Ma chi è Francesco Mercurio? Ce ne siamo occupati poco tempo fa e il quadro che ne esce fuori non è per niente entusiasmante. 

I colletti bianchi del sistema cinghialesco sono sparsi un po’ in tutte le liste dopo la decisione di inserire in “Cosenza Popolare” soltanto le seconde linee.

Non è un mistero che Giacometto Mancini ultimamente abbia pienamente recuperato il rapporto con il Cinghiale e con compa’ Pinuzzu e ormai da più parti ci segnalano un elemento borderline, tale Francesco Mercurio.

E’ un giovane, con interessi all’Università della Calabria, che ormai da tempo ci segnalano come vice coordinatore (o vice segretario) di Ncd a Rende, uomo diretto di Gianfranco Ponzio, detto il Cinghialotto, deus ex machina del sistema delle cooperative all’ospedale dell’Annunziata e all’ASP di Cosenza. 

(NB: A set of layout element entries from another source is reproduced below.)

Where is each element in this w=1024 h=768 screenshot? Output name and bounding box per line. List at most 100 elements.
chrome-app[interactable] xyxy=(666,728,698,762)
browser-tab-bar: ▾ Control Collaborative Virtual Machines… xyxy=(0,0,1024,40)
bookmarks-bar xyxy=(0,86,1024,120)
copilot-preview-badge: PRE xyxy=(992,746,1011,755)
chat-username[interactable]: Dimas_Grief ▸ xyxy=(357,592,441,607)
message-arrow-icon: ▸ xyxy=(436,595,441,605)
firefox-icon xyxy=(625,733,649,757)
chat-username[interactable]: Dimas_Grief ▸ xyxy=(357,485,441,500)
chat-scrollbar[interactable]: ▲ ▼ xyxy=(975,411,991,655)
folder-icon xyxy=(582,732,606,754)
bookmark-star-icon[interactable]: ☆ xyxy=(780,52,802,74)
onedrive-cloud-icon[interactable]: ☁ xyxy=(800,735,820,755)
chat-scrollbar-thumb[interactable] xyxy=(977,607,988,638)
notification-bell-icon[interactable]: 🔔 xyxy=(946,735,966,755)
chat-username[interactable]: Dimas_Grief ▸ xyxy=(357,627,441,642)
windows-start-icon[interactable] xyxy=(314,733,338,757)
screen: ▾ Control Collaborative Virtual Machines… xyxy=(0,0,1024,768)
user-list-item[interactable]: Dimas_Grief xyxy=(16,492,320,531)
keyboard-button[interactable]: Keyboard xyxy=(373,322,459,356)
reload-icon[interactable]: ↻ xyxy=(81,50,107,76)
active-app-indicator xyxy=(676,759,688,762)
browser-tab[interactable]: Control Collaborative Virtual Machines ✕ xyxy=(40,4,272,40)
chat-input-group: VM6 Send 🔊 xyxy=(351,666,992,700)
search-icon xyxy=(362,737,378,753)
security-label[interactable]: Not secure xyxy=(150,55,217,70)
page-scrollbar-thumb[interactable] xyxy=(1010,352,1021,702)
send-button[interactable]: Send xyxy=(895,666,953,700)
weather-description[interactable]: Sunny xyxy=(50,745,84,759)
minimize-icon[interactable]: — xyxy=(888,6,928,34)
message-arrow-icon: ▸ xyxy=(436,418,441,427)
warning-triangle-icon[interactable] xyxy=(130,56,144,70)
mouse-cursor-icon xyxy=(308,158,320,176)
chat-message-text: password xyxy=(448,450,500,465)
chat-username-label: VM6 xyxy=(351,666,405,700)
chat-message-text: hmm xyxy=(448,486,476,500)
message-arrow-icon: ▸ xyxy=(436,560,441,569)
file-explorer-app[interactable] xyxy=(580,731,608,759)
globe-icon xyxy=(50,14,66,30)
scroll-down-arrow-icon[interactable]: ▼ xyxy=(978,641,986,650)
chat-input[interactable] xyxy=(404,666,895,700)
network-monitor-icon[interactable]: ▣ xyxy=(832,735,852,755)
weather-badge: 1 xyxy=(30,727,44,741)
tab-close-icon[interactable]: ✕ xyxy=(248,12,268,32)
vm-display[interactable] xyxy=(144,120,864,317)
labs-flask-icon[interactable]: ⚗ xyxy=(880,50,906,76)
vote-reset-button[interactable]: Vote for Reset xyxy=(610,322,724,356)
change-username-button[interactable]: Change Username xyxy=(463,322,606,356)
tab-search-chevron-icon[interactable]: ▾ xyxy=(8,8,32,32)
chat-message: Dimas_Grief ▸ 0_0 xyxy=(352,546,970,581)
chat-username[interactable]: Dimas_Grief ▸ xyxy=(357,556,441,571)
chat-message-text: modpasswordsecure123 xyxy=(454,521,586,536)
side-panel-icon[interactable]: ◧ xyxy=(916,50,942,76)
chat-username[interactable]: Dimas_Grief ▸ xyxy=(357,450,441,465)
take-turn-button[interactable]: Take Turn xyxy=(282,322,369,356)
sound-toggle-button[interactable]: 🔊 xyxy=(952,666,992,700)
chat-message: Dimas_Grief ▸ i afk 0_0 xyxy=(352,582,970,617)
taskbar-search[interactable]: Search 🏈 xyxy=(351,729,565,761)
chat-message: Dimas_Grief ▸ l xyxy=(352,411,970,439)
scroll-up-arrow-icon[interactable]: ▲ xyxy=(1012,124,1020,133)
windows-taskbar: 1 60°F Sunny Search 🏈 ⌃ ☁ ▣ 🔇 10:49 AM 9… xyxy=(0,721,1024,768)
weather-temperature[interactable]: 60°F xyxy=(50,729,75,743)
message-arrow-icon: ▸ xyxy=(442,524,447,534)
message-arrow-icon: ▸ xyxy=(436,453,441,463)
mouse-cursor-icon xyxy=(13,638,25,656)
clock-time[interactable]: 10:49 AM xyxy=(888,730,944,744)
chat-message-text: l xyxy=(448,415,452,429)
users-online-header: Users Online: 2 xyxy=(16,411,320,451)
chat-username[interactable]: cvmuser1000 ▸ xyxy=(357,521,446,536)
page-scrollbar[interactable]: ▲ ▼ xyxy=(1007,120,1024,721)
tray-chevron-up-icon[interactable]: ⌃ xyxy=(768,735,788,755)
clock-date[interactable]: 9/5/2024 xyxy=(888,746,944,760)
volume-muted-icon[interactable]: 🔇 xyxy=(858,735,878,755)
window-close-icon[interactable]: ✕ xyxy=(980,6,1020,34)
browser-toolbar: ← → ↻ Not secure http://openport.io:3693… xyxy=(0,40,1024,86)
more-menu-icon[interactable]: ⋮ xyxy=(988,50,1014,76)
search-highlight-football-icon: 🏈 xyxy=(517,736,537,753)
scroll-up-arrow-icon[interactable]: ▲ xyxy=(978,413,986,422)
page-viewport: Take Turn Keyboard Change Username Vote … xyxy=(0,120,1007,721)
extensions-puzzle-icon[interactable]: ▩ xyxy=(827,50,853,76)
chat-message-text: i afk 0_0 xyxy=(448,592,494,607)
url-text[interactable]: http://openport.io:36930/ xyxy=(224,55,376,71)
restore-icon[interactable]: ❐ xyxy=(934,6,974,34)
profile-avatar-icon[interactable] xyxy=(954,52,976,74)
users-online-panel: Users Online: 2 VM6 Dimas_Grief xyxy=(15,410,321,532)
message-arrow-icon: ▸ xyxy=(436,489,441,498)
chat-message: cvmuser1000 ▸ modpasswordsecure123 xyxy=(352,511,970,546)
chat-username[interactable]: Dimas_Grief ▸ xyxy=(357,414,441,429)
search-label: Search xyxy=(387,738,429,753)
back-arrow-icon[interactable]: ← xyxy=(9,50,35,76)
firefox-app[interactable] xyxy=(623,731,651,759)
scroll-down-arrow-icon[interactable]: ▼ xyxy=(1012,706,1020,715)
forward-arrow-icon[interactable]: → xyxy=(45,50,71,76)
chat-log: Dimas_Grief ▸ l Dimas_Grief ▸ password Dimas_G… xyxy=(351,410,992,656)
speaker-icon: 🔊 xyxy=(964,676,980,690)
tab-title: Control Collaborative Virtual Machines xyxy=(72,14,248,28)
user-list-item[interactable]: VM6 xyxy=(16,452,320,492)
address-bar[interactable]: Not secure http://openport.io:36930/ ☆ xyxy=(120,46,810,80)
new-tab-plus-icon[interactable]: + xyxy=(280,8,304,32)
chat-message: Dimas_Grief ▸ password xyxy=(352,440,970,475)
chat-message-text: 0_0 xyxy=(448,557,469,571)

Ma Mercurio ha anche un passato a… cinque stelle. Aveva una fidanzata grillina, che è stata anche candidata al Consiglio regionale nel 2014 ed era vicina alla corrente di Barbanti e Molinari, che poi sapete tutti che fine ha fatto.

Mercurio, successivamente, ha rotto con la fidanzata e a quanto pare ha iniziato a vivere di espedienti e qualche cos’altro. Fino a quando Ponzio e il Cinghiale, che per questi soggetti hanno “naso”, l’hanno arruolato e adesso l’hanno passato a Giacometto e quindi a Ciuccione.

Questo il “ritratto” di Mercurio, al quale adesso aggiungiamo anche questa vicenda dei proiettili.